Celeron

Nikolas Britton nikolas.britton at gmail.com
Mon Jun 13 17:13:02 GMT 2005


On 6/13/05, Andreas Davour <ante at update.uu.se> wrote:
> On Mon, 13 Jun 2005, Nikolas Britton wrote:
> 
> > On 6/7/05, Nosehouse <nosehouse at yahoo.com> wrote:
> >> Hello FreeBSD :D
> >> A question and I'm out: I have an old pc, running on a 300 MHz Intel Celeron CPU, on an Intel MOBO. Now, what platform should I choose from your site: Alpha, i386? And also for and AMD Athlon XP 2600+ with an Asus A7V600-X, what distribution?
> >> Thanks!
> >>
> >>
> >
> > FreeBSD is an operating system, Linux is a distribution.
> 
> Nope. Linux is an operating system kernel, as is FreeBSD. The latter
> also happens to be the name of the operating environment.
> 
> SuSE Linux, RedHat Linux or Debian GNU/Linux is distributions.

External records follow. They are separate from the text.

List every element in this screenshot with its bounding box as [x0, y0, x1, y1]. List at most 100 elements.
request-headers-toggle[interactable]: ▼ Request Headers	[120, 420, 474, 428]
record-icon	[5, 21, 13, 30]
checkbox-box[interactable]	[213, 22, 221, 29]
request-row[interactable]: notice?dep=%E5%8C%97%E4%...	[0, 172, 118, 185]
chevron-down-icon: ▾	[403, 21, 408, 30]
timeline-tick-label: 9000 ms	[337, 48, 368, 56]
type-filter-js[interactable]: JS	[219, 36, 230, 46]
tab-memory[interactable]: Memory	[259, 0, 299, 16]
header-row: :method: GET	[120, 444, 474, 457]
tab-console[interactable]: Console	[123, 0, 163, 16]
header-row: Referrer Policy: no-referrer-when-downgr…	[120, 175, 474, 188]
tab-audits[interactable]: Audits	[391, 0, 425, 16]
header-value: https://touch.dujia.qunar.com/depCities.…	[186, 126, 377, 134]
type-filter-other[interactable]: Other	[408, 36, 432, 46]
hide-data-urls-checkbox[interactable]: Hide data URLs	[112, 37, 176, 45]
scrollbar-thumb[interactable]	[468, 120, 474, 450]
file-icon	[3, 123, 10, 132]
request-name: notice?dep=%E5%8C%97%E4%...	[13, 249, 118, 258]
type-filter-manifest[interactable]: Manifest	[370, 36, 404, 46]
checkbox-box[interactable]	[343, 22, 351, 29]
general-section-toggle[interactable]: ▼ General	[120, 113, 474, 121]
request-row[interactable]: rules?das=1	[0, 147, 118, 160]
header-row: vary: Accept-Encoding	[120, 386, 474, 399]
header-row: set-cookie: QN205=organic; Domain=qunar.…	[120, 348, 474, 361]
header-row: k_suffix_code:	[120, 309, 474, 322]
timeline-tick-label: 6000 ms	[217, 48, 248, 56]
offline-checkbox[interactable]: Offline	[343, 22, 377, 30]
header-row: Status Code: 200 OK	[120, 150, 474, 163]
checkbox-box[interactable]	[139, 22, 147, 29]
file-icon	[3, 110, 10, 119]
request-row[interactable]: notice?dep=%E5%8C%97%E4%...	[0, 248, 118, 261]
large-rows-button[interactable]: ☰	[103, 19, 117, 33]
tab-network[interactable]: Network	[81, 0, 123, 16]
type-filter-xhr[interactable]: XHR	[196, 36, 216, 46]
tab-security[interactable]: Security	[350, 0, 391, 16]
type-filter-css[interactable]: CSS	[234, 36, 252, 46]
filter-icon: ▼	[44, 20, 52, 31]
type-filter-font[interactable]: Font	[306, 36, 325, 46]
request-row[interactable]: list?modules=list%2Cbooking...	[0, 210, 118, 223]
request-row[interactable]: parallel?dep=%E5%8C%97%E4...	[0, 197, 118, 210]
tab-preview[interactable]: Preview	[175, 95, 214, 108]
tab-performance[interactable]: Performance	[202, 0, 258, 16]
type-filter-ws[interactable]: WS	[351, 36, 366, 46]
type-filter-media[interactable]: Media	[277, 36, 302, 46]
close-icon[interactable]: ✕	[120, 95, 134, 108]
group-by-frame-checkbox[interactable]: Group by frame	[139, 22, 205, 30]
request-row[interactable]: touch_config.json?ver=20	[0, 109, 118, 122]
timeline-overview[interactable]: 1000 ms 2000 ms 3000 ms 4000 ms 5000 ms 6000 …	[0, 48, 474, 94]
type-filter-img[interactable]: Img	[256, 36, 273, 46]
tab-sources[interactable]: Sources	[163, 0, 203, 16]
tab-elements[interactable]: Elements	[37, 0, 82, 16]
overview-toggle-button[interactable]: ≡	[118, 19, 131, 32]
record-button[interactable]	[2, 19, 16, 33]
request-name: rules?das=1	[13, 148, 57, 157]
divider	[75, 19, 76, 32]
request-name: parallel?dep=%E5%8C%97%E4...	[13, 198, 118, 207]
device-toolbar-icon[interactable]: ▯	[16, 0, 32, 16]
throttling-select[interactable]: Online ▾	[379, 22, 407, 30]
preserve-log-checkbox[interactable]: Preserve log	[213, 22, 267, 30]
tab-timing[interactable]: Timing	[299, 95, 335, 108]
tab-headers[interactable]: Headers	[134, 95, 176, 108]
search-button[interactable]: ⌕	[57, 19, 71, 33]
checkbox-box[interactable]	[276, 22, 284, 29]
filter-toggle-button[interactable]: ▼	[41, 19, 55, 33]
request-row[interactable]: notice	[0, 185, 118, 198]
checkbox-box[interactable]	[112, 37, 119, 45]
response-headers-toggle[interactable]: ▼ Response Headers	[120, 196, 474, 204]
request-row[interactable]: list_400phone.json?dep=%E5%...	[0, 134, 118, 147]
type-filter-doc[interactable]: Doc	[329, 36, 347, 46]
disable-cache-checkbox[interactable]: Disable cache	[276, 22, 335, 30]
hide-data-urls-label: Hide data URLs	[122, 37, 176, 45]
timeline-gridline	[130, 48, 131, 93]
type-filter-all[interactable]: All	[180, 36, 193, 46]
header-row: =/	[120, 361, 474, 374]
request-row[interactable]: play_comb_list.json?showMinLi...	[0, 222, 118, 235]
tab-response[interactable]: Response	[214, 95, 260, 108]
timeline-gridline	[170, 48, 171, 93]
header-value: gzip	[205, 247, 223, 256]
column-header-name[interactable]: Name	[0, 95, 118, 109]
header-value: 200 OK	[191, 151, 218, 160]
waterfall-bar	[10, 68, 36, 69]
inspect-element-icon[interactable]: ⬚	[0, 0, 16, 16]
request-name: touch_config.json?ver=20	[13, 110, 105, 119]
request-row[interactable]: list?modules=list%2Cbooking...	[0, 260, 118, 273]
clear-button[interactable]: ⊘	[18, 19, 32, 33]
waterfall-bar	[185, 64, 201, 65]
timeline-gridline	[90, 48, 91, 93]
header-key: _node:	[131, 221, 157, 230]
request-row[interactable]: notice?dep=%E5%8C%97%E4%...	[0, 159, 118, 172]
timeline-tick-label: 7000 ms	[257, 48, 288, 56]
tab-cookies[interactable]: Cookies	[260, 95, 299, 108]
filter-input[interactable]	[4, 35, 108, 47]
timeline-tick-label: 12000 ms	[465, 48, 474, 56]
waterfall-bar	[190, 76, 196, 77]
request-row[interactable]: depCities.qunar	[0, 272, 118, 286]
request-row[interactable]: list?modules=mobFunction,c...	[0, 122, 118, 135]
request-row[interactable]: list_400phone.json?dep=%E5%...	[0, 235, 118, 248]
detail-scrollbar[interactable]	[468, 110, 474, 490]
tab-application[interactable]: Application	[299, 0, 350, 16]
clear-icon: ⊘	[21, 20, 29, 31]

When I say "operating system" I mean a "complete system". What good is
a kernel if you have no way to make it do something?

Windows  = Kernel + GUI + System tools + User tools
OS-X = Kernel + GUI + System tools + User tools
FreeBSD = Kernel + CLI + System tools + User tools

With Windows, OS-X, FreeBSD, and the other BSDs you don't update this
tool or that shell  or even the kernel when it becomes out of date,
you update the whole system. The OS is managed by one party.

Linux = Kernel
SuSE, RedHat, Debian, etc. = Linux + 3rd party shell + 3rd party
system tools + 3rd party user tools

Those are distributions that "bundle" the Linux Kernel with other peoples stuff.

You could call GNU/Linux an operating system but I wouldn't, not after
being introduced to an engineered system like FreeBSD. FreeBSD is to
Linux as Gold is to Lead, there very similar but one is worthless.